A silly smile, a goofy grin, a loopy laugh.  Through the whole performance of Orchestra New England.

Conductor Jim Sinclair arranged and narrated the program, filling it with entertaining anecdotes.  “We’re dressed for the ’20s,” Jim said, but then his tie malfunctioned, “and I’ll have to do this sans tie.”  As he took it off, a catcall came from the audience: “take it all off.”  Yes, it was that kind of evening.

What were we in for?  Musical accompaniment to three silent films.  The music was provided by an abbreviated orchestra of eight members, but the sound was just perfect.  Like those old radio shows, the percussionist Patrick Smith stole the hour, with his hilarious renditions of actors speaking, a horse clopping down the street, cops smacking into each other, doors slamming, the hot tamale, the flirting couple, and much more silliness.

So what were some of Jim’s tidbits?

I had never put together that silent films transferred straight from Vaudeville.  They didn’t even have to come up with new material.  This Charlie Chaplin film from early in the scheme of things, 1916, featured the Little Tramp (who turned 100 in 2014).  The Vaudeville stuff?  The classic duck-and-the-innocent-gets-punched schtick, the swinging doors routine, and roller skating slips and falls.  Here in it’s entirety (with music by someone else) is the two-reeler (each reel lasted about 9 minutes) The Rink:

You have to admit that the “Stout Lady” was a very good sport.  And did they speed up the film to get those shots?  Goodness!  They were all such athletes.

I had not seen Harold Lloyd before, and apparently of the main silent film comics, he was the sort of “normal,” leading man type.  We saw Haunted Spooks from 1920.  It’s filled with some dated black performer/minstrel stereotypes, but also one great Little Rascal who almost makes up for the other.
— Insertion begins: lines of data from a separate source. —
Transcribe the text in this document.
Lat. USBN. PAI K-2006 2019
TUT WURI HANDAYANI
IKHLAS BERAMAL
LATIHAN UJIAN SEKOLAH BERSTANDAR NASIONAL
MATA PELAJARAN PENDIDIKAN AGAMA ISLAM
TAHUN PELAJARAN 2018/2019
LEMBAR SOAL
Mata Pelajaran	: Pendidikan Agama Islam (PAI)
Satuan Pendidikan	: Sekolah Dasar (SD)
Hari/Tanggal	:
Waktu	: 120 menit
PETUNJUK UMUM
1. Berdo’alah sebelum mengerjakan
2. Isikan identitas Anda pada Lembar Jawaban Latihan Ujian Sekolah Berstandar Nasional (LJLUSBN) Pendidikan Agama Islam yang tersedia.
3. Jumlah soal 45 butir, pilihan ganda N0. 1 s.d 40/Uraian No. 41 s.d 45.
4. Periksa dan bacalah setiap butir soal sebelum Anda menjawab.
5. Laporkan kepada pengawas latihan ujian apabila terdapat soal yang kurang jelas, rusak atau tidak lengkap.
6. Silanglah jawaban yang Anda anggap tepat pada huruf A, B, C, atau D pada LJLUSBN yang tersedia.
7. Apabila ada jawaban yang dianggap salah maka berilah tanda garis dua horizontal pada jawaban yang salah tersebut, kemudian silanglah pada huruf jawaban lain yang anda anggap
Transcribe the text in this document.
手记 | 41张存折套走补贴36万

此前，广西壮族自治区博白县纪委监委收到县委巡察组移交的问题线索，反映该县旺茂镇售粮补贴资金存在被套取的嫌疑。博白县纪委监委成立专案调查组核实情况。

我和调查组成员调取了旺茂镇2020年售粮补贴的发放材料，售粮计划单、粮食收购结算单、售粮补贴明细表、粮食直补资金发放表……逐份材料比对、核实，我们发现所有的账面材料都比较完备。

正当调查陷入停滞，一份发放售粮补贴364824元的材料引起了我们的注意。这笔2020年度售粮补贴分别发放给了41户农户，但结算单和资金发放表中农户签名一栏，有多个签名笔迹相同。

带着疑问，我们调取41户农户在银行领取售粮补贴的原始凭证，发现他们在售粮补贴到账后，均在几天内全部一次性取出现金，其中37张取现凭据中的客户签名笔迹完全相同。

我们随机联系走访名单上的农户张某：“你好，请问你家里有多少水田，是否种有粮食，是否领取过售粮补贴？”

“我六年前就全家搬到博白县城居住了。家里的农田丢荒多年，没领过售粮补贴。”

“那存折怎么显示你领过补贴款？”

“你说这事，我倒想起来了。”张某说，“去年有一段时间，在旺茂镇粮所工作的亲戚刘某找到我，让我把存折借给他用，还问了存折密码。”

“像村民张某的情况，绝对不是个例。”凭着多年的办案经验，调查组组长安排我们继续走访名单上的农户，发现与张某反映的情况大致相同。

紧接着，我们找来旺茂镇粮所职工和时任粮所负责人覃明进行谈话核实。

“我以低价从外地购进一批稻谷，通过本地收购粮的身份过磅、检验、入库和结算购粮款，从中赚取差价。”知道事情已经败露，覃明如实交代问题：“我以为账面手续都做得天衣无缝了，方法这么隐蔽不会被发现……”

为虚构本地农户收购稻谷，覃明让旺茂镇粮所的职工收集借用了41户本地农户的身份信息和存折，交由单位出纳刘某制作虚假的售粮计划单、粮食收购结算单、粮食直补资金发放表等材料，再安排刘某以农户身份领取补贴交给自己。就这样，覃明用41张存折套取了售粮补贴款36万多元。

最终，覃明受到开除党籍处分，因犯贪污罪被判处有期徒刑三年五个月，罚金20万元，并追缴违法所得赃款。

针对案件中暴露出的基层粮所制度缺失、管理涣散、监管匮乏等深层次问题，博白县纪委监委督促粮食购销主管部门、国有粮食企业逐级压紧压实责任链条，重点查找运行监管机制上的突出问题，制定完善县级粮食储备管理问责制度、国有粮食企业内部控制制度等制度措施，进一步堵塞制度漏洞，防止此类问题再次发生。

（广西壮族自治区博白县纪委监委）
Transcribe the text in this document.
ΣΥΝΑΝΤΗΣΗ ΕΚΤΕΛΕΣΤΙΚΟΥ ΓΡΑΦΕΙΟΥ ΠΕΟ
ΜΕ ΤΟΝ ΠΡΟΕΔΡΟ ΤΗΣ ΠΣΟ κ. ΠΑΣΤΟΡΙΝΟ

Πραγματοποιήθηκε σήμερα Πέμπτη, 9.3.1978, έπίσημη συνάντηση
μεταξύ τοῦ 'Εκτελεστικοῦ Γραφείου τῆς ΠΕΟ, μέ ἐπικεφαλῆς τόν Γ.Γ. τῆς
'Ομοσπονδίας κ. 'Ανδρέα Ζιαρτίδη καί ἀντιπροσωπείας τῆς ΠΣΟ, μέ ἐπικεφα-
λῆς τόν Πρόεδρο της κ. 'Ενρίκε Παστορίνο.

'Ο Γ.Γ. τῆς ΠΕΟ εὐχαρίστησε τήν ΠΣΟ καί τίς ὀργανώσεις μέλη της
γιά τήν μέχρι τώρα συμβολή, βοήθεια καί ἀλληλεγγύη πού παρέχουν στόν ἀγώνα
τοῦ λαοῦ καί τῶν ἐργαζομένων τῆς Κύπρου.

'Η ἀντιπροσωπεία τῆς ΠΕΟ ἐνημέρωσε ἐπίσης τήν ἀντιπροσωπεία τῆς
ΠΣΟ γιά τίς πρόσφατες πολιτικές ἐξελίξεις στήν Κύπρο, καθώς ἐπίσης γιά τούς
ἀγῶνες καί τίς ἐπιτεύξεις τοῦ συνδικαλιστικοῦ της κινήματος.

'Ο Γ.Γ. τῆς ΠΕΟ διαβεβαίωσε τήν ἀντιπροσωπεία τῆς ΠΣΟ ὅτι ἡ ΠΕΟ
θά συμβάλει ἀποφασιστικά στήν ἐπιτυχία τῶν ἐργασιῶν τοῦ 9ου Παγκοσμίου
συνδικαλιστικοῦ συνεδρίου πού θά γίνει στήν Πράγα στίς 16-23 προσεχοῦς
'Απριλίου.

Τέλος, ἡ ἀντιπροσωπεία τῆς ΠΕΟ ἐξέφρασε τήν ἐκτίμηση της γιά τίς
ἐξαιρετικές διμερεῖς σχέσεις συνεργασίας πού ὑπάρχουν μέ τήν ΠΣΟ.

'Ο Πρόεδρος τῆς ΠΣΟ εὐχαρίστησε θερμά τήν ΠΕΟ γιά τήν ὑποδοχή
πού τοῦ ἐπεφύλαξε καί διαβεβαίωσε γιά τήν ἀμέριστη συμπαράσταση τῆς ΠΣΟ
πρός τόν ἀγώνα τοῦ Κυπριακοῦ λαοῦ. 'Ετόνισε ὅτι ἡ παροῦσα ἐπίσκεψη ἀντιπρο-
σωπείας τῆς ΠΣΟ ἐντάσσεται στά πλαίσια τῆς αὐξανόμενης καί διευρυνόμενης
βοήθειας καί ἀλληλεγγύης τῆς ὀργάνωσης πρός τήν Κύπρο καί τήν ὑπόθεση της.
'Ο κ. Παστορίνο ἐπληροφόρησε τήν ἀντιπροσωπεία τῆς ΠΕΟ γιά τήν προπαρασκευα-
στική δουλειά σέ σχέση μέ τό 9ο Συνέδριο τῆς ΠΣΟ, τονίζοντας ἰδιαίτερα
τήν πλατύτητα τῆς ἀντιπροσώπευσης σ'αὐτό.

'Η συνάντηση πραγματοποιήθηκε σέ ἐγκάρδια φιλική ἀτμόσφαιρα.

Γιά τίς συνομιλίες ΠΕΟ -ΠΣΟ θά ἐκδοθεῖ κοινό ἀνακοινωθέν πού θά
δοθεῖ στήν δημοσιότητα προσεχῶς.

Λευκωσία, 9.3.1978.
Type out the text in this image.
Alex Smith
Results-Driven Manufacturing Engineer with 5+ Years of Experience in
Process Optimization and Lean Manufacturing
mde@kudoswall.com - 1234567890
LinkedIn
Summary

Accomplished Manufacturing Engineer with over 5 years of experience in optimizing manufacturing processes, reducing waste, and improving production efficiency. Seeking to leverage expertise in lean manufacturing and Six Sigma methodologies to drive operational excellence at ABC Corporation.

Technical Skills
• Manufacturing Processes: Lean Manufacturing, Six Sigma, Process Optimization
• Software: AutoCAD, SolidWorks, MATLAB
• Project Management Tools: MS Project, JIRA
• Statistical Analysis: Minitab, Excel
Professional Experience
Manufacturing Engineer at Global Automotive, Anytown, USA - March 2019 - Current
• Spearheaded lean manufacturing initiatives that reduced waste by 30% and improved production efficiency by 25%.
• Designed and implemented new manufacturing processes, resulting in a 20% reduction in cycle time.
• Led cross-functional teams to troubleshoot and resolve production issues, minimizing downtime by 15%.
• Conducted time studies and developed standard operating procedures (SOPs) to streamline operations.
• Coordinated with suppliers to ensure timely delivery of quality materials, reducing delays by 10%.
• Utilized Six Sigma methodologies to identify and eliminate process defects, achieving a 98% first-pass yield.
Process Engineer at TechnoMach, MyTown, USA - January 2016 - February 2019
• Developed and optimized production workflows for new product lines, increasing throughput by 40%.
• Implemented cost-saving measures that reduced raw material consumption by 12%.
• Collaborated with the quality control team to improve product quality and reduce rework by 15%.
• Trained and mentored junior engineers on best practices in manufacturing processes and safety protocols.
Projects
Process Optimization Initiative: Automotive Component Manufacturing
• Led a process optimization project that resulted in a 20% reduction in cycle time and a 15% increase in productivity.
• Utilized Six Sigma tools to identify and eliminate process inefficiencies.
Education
Buster Keaton certainly competes in high-jinks athleticism with Chaplin.  Keaton was also an engineer and used physics to help plan his stunts.  Don’t miss the moment in Cops from 1922 when Keaton grabs on to a moving car.  This one seems to use that ‘when a moving object hits an immovable force …’ or, well, I’m not much of a scientist.  Take a look:

This film has a kind of plot that exceeds the Chaplin strung-together routines, which is definitely part of its appeal for me.  Poor Buster all the way through, and then at the end…

Now I will say that the music used on these videos doesn’t compare to the hilarity of what we heard with Orchestra New England.

The overture they started with reminded me of “Fractured Fairy Tales,” although this was “An Operatic Nightmare (Desecration No. 2),” which Jim pointed out meant there had been a No 1!  It features familiar operatic music converted to fox trot and ragtime beats.  “You can dance to it,” said Jim.  Especially fun for you musicologists out there.

Check out a taste of it here.  The overture did its job; it certainly put us in the mood.

The three films were accompanied by Jim’s compilations of Irving Berlin, Richard Wagner, Igor Stravinsky, Pyotr Tchaikovsky, Charles Gounod, and more, but like you’ve never heard them before.  He was not afraid to splice and dice the music, changing rhythms, fragmenting familiar motifs, and all so cleverly done that the music seamlessly integrated with the images.

I’m not sure if it was the pictures or the sounds or the combination that made my friend and neighbor Penny and me repeatedly laugh out loud, but we certainly did, with dopey aplomb.  Wish you could have been there, too.